Community Improvement Efforts Recognized as Addison Advances in National Prize Selection Process
Addison was chosen as a finalist for the Robert Wood Johnson Foundation Culture of Health Prize. As a 2020 finalist, Addison is one step closer to the national Prize which honors communities working at the forefront of advancing health and opportunity for all residents.
Addison joins seven other finalist communities from across the country. Winners will be announced this fall.
“Collaboration is at the heart of Addison agencies. We strive to provide the best services to our residents and afford new opportunities to enhance their quality of life. RWJF recognized this work and we are pleased to advance as a RWJF Culture of Health Prize finalist.” said Richard Veenstra, Mayor of Addison.
To get to this stage in the process, communities had to showcase the breadth of work and collaboration happening throughout sectors to improve health.

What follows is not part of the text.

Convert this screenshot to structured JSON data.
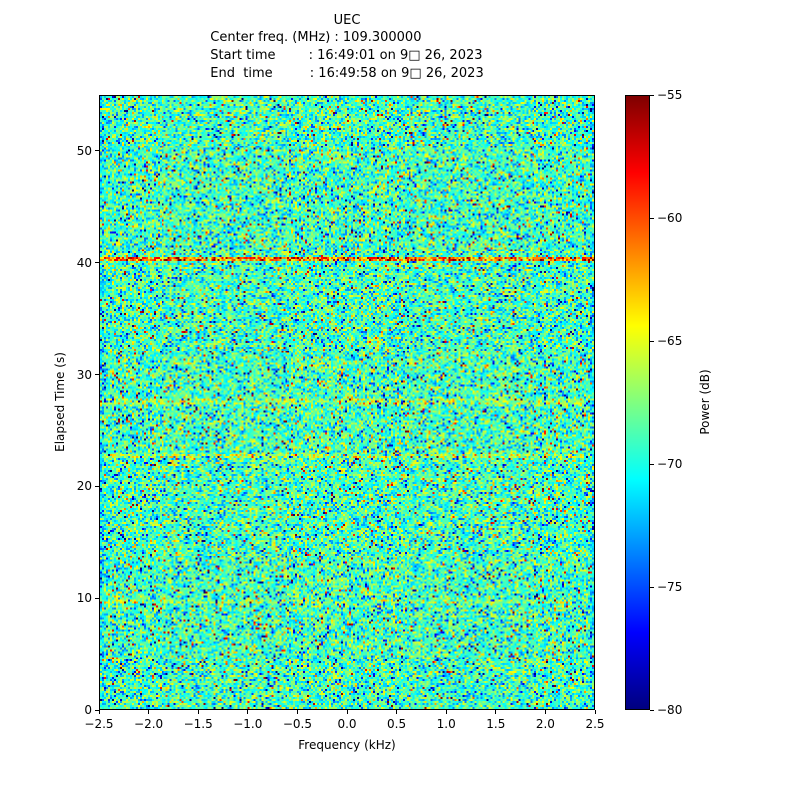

Addison Early Childhood Collaborative, Addison Police Department, Addison Public Library, DuPage County Health Department, High School District 88, NEDFYS, and the Village of Addison came together to highlight teen health initiatives, CIT officers, the Mayor’s Workforce Development Committee, meal assistance programs, and Rock N’ Wheels. To become a finalist, Addison had to demonstrate how its efforts reflect the six Prize criteria:
- Defining health in the broadest possible terms.
- Committing to sustainable systems changes and policy-oriented long-term solutions.
- Creating conditions that give everyone a fair and just opportunity to reach their best possible health.
- Harnessing the collective power of leaders, partners, and community members.
- Securing and making the most of available resources.
- Measuring and sharing progress and results.
“Since 2013, Prize communities have shown the nation what is possible when leaders and residents join forces to remove barriers to health—from creating new jobs and improving high school graduation rates…,” said Richard Besser, MD, RWJF president and CEO. “We look forward to visiting each finalist community in the coming months to learn more about how they are expanding opportunities for people to thrive.”
If selected as a Prize winner, Addison will be given a $25,000 prize and a national platform to share their story and lessons learned with the country. The community will join with other national and community change leaders, including past Prize winners, through a national Prize Alumni Network.
To learn about the work of the 44 previous Prize winners, visit www.rwjf.org/prize.
The RWJF Culture of Health Prize is a collaboration between the Robert Wood Johnson Foundation and the University of Wisconsin Population Health Institute.